Fortunately, that ominous scenario was short-lived and while not all of 2020’s dividend offenders have restored payouts, S&P 500 dividends hit an annual record in 2021 and data from the first two quarters of 2022 indicate another record is likely in the offing this year.

In the first quarter, “nearly every US company in the Index (99%) increased their payments or held them steady, as dividends continued to be a reliable source of income growth for shareholders,” according to a statement issued by Janus Henderson

“Globally, first quarter dividends jumped by 11% on a headline basis to a total of $302.5bn, also a record for the seasonally quieter first three months of the year. Underlying growth was even stronger at 16.1%. Janus Henderson’s analysis shows that dividends have more than doubled since 2009, when the Index launched,” adds the research firm.

With inflation high and bonds faltering, rebounding dividends are good news for advisors and clients alike. Add to that, some experts see more reasons to believe in dividends.

Go-Go Days for Dividends

One of the big takeaways from 2022 performances delivered by payout stocks is that high-dividend fare are really delivering for incomes.

That’s notable because interest rates are still low and because high-dividend stocks historically falter against  the backdrop of rising rates. This year, however, they’re beating the broader market by notable margins. Still, the risk/reward scenario with such names must be assessed. Fortunately, the outcome is likely to be attractive to many clients.

“One of the risks of dividend investing is sector concentration. Companies in the Utilities and Consumer Staples sectors tend to pay much higher dividends than companies in other sectors. Seeking high-dividend payers without considering sector allocation can result in a lack of diversification, potentially making a portfolio more vulnerable during periods of high volatility,” notes Jeffrey Kleintop of Charles Schwab.

Advisors can and should impart upon clients the search for big dividends shouldn’t be confined to a small number of sectors. Fortunately, there are some funds that oblige on this diversification front.

“A focus on high-dividend-paying stocks doesn't have to mean abandoning sector diversification. High-dividend payers can be found in all sectors and have been outpacing the market in nearly all of them,” adds Kleintop.

Good Time to Consider Big Dividends

It’s likely that advisors and clients alike are hearing about the suddenly altered definition of exactly what constitutes a recession.

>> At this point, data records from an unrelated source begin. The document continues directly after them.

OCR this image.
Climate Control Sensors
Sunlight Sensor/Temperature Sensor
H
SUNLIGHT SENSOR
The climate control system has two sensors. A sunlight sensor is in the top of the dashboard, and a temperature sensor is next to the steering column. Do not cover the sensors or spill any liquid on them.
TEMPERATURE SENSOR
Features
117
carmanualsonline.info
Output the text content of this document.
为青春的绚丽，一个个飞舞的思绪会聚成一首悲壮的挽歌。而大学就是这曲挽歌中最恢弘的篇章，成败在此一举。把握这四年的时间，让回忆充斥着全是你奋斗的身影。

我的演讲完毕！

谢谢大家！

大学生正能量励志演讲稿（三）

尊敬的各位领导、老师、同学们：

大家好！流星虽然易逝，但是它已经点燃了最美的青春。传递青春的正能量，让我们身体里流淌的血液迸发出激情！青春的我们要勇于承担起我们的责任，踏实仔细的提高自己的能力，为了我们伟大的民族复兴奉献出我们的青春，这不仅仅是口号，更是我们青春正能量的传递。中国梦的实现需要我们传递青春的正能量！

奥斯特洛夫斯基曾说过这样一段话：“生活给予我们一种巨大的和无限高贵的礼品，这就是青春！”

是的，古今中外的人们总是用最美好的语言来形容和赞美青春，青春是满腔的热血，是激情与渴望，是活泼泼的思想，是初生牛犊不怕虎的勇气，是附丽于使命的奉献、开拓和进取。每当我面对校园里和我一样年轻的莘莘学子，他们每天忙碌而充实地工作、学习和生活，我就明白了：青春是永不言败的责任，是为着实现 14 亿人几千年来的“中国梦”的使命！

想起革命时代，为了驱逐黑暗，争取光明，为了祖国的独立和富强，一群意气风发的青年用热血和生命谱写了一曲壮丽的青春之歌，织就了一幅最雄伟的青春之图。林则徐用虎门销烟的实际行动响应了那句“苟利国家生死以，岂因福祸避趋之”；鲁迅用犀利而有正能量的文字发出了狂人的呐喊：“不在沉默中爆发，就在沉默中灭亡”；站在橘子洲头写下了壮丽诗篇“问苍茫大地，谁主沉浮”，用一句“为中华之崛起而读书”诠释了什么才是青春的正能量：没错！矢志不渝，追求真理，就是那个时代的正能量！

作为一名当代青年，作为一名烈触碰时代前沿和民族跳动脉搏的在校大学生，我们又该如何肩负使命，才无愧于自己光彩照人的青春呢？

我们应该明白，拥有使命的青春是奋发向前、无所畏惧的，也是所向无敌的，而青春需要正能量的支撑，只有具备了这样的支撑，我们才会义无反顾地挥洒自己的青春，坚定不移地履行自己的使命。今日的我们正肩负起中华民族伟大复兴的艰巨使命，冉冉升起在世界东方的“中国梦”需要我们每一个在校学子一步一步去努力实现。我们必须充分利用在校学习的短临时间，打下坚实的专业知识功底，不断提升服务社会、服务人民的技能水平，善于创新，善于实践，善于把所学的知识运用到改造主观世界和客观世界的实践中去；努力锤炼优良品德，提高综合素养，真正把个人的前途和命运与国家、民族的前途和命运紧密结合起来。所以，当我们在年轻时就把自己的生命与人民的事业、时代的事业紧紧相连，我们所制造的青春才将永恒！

In the essence of avoiding politics, let’s just stick with the tried and true definition of recession – the one that worked for decades prior to 2022. That being two consecutive quarters of contracting GDP growth. By that standard, a recession is either here or pretty darn close to arriving and that highlights potential allure with high-dividend stocks.

“History shows us the benefits of a focus on high-dividend payers during recessionary bear markets,” concludes Kleintop. “In every recessionary bear market of the past 50 years high-dividend-paying stocks have outperformed the overall market, except for the Global Financial Crisis in 2008-09, when financials were forced to eliminate their dividends.”